Begin jaren ‘50 was de opmars van de televisie in volle gang en het was aan de’ National Television Standards Committee’ (NTSC) om een standaard aspect ratio voor de televisie te gaan kiezen. Aangezien het 1.33:1 formaat al een tijd als geldende norm binnen de filmindustrie gold, was het niet meer dan logisch dat ook de NTSC deze ‘Academy Standard’ zou gaan aanhouden als het standaard formaat voor televisietoestellen, televisieopnames en televisie-uitzendingen. De bevindingen van de ‘National Television Standards Committee’ wat betreft aspect ratio werden later overgenomen door het PAL-committee en zodoende was het 4x3 televisietoestel wereldwijd een feit.
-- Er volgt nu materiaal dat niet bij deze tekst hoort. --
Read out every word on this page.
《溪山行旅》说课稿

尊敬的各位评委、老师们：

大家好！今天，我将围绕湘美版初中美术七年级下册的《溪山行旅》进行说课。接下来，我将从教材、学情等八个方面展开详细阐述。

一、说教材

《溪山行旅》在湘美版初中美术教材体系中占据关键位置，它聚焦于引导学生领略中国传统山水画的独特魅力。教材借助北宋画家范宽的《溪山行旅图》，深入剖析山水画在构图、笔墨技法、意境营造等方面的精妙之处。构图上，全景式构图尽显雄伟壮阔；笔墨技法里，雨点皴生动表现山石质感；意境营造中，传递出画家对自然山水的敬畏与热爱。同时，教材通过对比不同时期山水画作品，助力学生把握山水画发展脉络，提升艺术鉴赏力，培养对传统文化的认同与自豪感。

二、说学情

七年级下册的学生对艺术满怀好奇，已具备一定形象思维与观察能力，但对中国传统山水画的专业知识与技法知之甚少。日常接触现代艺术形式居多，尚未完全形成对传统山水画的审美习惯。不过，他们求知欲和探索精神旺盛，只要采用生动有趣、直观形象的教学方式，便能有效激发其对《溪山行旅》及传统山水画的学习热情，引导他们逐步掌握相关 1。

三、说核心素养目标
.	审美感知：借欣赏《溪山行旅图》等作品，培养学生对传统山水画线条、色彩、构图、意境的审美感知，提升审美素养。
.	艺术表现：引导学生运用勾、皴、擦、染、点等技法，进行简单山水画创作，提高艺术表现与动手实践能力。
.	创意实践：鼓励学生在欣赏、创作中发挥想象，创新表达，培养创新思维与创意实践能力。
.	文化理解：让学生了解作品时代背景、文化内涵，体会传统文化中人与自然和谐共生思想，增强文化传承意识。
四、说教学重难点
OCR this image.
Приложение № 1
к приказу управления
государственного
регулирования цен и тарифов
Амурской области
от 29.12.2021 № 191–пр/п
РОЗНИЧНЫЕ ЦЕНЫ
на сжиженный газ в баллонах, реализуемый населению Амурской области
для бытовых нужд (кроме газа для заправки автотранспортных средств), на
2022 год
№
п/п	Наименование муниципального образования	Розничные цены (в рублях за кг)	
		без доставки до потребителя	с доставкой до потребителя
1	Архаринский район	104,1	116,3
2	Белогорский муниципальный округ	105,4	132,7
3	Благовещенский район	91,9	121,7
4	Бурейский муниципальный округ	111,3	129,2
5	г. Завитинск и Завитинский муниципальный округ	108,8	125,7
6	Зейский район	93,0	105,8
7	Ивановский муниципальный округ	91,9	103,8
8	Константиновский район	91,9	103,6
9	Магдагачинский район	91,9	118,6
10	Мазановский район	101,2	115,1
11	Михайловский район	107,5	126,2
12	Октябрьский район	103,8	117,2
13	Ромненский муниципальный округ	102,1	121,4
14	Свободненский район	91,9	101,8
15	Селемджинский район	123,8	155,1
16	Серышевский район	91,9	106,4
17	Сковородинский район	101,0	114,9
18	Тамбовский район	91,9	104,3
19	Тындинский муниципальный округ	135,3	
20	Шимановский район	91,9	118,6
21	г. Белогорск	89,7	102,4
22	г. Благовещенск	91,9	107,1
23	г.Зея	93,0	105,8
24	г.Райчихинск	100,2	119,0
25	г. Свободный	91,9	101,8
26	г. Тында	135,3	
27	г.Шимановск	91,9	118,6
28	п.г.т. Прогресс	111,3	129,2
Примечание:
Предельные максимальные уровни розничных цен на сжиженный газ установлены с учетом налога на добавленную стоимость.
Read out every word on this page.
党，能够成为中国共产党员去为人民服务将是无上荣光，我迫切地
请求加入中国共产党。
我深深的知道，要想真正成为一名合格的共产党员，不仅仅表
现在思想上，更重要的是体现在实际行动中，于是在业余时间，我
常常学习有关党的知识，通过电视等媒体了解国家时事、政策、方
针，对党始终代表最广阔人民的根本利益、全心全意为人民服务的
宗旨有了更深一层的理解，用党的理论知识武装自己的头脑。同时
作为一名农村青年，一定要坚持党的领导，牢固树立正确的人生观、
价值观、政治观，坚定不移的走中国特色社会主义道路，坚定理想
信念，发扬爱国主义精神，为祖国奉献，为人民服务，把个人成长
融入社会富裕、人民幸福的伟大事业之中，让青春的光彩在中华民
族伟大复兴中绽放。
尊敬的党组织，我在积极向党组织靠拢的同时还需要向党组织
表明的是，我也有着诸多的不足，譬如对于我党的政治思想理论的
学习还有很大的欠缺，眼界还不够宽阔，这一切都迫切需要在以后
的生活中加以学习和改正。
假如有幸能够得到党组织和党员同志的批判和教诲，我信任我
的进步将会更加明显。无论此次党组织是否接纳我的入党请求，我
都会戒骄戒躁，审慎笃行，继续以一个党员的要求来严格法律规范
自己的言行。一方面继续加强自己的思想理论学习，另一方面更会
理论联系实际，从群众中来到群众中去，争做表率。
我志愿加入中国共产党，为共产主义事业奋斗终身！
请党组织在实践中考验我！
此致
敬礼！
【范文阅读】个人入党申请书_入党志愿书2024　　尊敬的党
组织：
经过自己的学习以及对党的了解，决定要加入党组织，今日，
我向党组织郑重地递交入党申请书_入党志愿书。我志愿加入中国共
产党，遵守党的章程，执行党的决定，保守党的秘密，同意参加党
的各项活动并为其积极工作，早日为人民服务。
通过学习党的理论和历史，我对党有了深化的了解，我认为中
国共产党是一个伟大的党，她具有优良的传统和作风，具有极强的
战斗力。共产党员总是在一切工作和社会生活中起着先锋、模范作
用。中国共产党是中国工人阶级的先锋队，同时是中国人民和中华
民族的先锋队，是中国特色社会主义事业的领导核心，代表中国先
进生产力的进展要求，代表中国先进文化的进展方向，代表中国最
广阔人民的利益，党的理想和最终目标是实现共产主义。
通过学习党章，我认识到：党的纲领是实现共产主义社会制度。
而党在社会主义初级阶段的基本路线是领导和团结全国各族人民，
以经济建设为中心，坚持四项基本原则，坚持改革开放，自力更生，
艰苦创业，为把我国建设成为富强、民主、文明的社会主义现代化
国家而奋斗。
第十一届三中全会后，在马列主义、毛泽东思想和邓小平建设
De komst van het televisietoestel bracht een behoorlijke economische schade toe aan de filmmaatschappijen, die de bezoekersaantallen van de bioscopen fors terug zagen lopen. Blijkbaar had de bioscoop naast het grotere scherm niet veel meer te bieden dan het televisietoestel thuis met dezelfde aspect ratio. Al rond 1920 waren diverse filmmaatschappijen aan het experimenteren met het ‘widescreen’ principe, waarbij een panoramische view de cinematografie van de film meer mogelijkheden en artistieke vrijheden boodt dan het ‘smalle’ 1.33:1 formaat dat tot dan toe werd gehanteerd. De opmars van de televisietoestellen in de huiskamer begin jaren ‘50 heeft de diverse maatschappijen zoals ‘20th Century Fox’ het vuur aan de schenen gelegd. Om de bezoekers opnieuw de bioscopen in te krijgen, was een verandering nodig: iets wat de mensen thuis niet konden krijgen. Zodoende werd ‘CinemaScope’ geïntroduceerd. Vanaf 1953 begonnen de eerste films met een widescreen aspect ratio te verschijnen en hun aantallen groeiden sterk. Het duurde niet lang meer of wide screen met al zijn verschillende aspect ratio’s werd een standaard in de wereld van de ‘motion picture’.